When you watch a professional basketball player shoot a free throw, then go out to your local court and try to replicate the exact same motion, your brain treats both situations —observation and action —with a great deal of similarities, down to sharing many of the same neurons.
But at the cellular level, the picture is more complex than just shared neurons. In a new study published in Cell Reports, a UCLA-led team has changed the way scientists think about how observation and action are coded in the brain. The study shows that learning a movement and then repeating it involve more than just shared neurons. Instead, it is more akin to a shared circuit of neurons.
The research, led by Jonathan Kao, an assistant professor of electrical and computer engineering at the UCLA Samueli School of Engineering, could offer new insight into how the brain works, how it learns, and even how to develop improved brain-machine interfaces that connect artificial limbs.
Other researchers had previously identified “congruent” neurons, which fire similarly whether you observe someone perform an action, or perform the action yourself. The prevailing opinion was that this group of congruent neurons coded what was similar in a movement, such as the motion of a good free throw. “Incongruent” neurons, however, coded the differences between observing and acting, such as activating your muscles to shoot the free throw. “But our study shows this is not the case and there’s more nuance involved,” Kao said. “Instead of thinking about how each neuron codes for observation versus action, we should think of the computations of the larger circuit, which comprises many neurons acting in coordination.”
That coordination among multiple neurons is analogous to an orchestra, with each neuron representing an individual instrument.
“The brain’s activity during observation and action are like two songs that sound alike,” Kao said. “We showed a part of the brain’s circuit was activated similarly in both observation and action, much like a shared musical theme or motif between the two songs that make them sound similar.
“We also showed that in both scenarios, it wasn’t just the same instruments, the congruent neurons, playing that shared theme but that it was also played by different instruments, the incongruent neurons,” he added. “We believe this shared circuit computation in the brain shapes learning between observation and action.”
Experiments for the study were conducted with monkeys first observing a computer cursor moving, and then moving their arms to control the cursor employing virtual reality. The researchers recorded signals from the brain’s premotor and motor cortex regions, which are typically associated with planning and executing movements.
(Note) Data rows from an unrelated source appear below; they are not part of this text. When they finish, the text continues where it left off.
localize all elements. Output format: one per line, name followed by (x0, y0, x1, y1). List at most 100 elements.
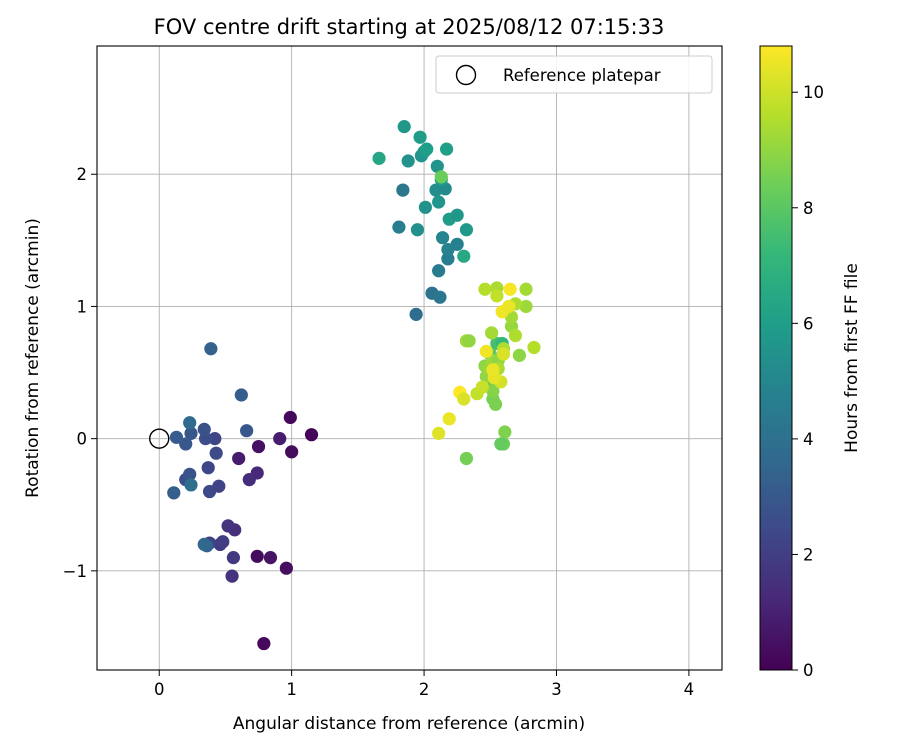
colorbar-tick-label: 4 (803, 430, 814, 449)
colorbar-tick-label: 6 (803, 314, 814, 333)
data-point (226, 551, 240, 565)
data-point (488, 397, 503, 411)
data-point (436, 231, 450, 245)
x-tick-label: 0 (154, 680, 165, 699)
data-point (486, 384, 500, 398)
data-point (439, 142, 454, 156)
data-point (432, 195, 446, 209)
x-tick-label: 4 (684, 680, 695, 699)
data-point (498, 425, 512, 439)
colorbar-label: Hours from first FF file (842, 263, 862, 453)
data-point (250, 549, 264, 563)
data-point (459, 451, 474, 466)
data-point (409, 307, 423, 321)
data-point (413, 130, 427, 144)
data-point (208, 432, 222, 446)
data-point (257, 636, 271, 651)
data-point (392, 220, 406, 234)
data-point (410, 223, 425, 237)
data-point (273, 432, 287, 446)
data-point (242, 473, 256, 487)
legend-reference-marker (455, 64, 477, 86)
colorbar-tick-label: 2 (803, 545, 814, 564)
data-point (442, 412, 456, 426)
data-point (519, 282, 533, 296)
data-point (457, 249, 471, 263)
legend: Reference platepar (435, 55, 713, 94)
data-point (216, 535, 230, 549)
data-point (418, 200, 432, 214)
data-point (179, 437, 193, 451)
y-axis-ticks: −1 0 1 2 (63, 165, 97, 581)
reference-platepar-marker (149, 428, 170, 449)
data-point (197, 422, 211, 436)
data-point (519, 299, 533, 314)
data-point (432, 264, 446, 278)
data-point (457, 392, 471, 406)
data-point (459, 223, 474, 237)
x-tick-label: 2 (419, 680, 430, 699)
data-point (450, 237, 464, 251)
x-tick-label: 1 (286, 680, 297, 699)
data-point (279, 561, 293, 575)
data-point (204, 342, 218, 356)
grid-lines (97, 46, 722, 670)
data-point (201, 461, 215, 475)
data-point (263, 551, 278, 565)
data-point (441, 252, 455, 266)
data-point (197, 537, 211, 552)
data-point (234, 388, 248, 402)
data-point (212, 479, 226, 493)
x-tick-label: 3 (551, 680, 562, 699)
legend-entry-reference: Reference platepar (503, 66, 661, 85)
data-point (450, 208, 464, 222)
data-point (209, 446, 223, 460)
data-point (221, 519, 235, 533)
data-point (527, 340, 541, 355)
data-point (283, 410, 297, 425)
y-tick-label: 2 (77, 165, 88, 184)
data-point (183, 467, 197, 481)
data-point (397, 120, 411, 134)
data-point (285, 445, 299, 459)
data-point (401, 154, 415, 168)
data-point (478, 282, 492, 296)
data-point (502, 299, 516, 314)
data-point (169, 430, 184, 444)
y-tick-label: 1 (77, 297, 88, 316)
data-point (372, 151, 386, 165)
x-axis-ticks: 0 1 2 3 4 (154, 670, 694, 699)
data-point (434, 170, 448, 184)
data-point (167, 486, 181, 500)
y-axis-label: Rotation from reference (arcmin) (23, 218, 43, 498)
y-tick-label: −1 (63, 562, 87, 581)
data-point (512, 348, 527, 362)
colorbar-ticks: 0 2 4 6 8 10 (792, 83, 824, 680)
data-point (232, 451, 246, 466)
colorbar-tick-label: 10 (803, 83, 824, 102)
data-point (240, 424, 254, 438)
colorbar (759, 45, 793, 671)
data-point (251, 439, 266, 454)
data-points (167, 120, 541, 651)
data-point (304, 428, 319, 442)
data-point (490, 289, 504, 303)
y-tick-label: 0 (77, 430, 88, 449)
data-point (396, 183, 410, 197)
data-point (433, 290, 447, 304)
data-point (430, 159, 444, 173)
data-point (183, 416, 197, 430)
data-point (420, 142, 434, 156)
data-point (503, 282, 517, 296)
data-point (475, 380, 489, 394)
chart-title: FOV centre drift starting at 2025/08/12 … (154, 15, 665, 39)
plot-frame (96, 45, 723, 671)
data-point (484, 326, 499, 340)
colorbar-tick-label: 0 (803, 661, 814, 680)
data-point (494, 437, 508, 451)
data-point (184, 478, 198, 492)
data-point (508, 328, 523, 343)
legend-box (435, 55, 713, 94)
data-point (496, 347, 511, 361)
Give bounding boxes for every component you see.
Kao says this research has implications for brain-machine interfaces, which aim to restore communication and movement to those with paralysis. In brain-machine interfaces, neural activity is decoded into the movements of machines and computers, such as a robotic arm or computer cursor. Understanding the circuit patterns in observation and action may lead to more accurate decoding of neural activity, enabling more precise and proficient control of machines.
Co-authors of the study include Xiyuan Jiang, who is the first author on the paper; and Hemant Saggar — recent UCLA Samueli master’s and doctoral degree recipients respectively; as well as Dr. Stephen I. Ryu, a neurosurgeon at Stanford Hospitals and Clinics; and Krishna Shenoy, Stanford University’s Hong She and Vivian W. M. Lim Professor of Engineering.
Kao leads the Neural Computation and Engineering Laboratory at UCLA. Funding for his research is in part provided by the National Science Foundation. Additional support for the other researchers came from the Christopher and Dana Reeve Paralysis Foundation, National Institutes of Health, Defense Advanced Research Projects Agency, Simons Foundation, Office of Naval Research, and Howard Hughes Medical Institute.